Rok 2009 jest rokiem wielu okrągłych rocznic. Jedną z nich jest 65-ta rocznica wybuchu Powstania Warszawskiego. Może więc już od pierwszych dni stycznia warto zacząć przypominać zwłaszcza młodym pokoleniom wydarzenia, o których jest już coraz ciszej i za kilka, kilkanaście lat mogą zniknąć w niebycie przemilczeń lub zostać skwapliwie zafałszowane przez naszych zachodnich sąsiadów. Tak już się dzieje z rozpowszechnianym w całym świecie mitem o rzekomo polskich obozach koncentracyjnych (np. taką pseudowiedzą szczyci się ok. 90% obywateli Stanów Zjednoczonych).
Pamięć o Powstaniu Warszawskim sprowadza się co roku do kilku lakonicznych informacji, paru zdjęć archiwalnych, przemykającej między ruinami postaci małego powstańca i ... coraz głośniejszej krytyki pseudoautorytetów, chcących sprowadzić rolę Powstania do nikomu niepotrzebnej awantury, która przez chore ambicje AK doprowadziła mieszkańców Warszawy do tragedii.

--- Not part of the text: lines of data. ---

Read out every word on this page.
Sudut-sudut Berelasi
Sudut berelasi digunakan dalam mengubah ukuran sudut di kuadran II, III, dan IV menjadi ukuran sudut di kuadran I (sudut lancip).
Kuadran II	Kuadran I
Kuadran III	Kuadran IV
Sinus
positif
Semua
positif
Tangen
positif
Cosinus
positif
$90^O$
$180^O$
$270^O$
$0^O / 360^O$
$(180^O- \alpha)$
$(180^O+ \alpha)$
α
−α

Wysłuchując takich komentarzy tym bardziej i tym głośniej musimy sprzeciwiać się chcącym przypodobać się tu i ówdzie (...) oszczercom, i tym mocniej przypominać o naszym polskim patriotyźmie, heroiźmie oraz cierpieniu, które zafundowali nam Niemcy.

Stąd już teraz, z początkiem roku pierwszy artykuł na temat przemilczanych kart Powstania Warszawskiego. Piszę: pierwszy, bo mam nadzieję, że idąc moim śladem odezwą się też inne osoby, zwłaszcza te, które z racji wykształcenia dysponują większym zasobem informacji, niż ja.
Tyle wstępu...

Do napisania tego artykułu zainspirował mnie film dokumentalny pt: “12 ton – oni tam wszyscy są” pokazywany dwa dni temu w TVP Kultura (niestety 1% oglądalności...). Tematem filmu była powstańcza tragedia, która rozegrała się między 5 a 7 sierpnia 1944 roku na Woli.
Niemcy szybko doprowadzili do wycofania się oddziałów powstańczych z Woli i już od 5 sierpnia rozpoczęli masową rzeź niewinnych mieszkańców. W kadrach filmu utrwalono tragiczne relacje ludzi będących jako dzieci świadkami tamtych wydarzeń.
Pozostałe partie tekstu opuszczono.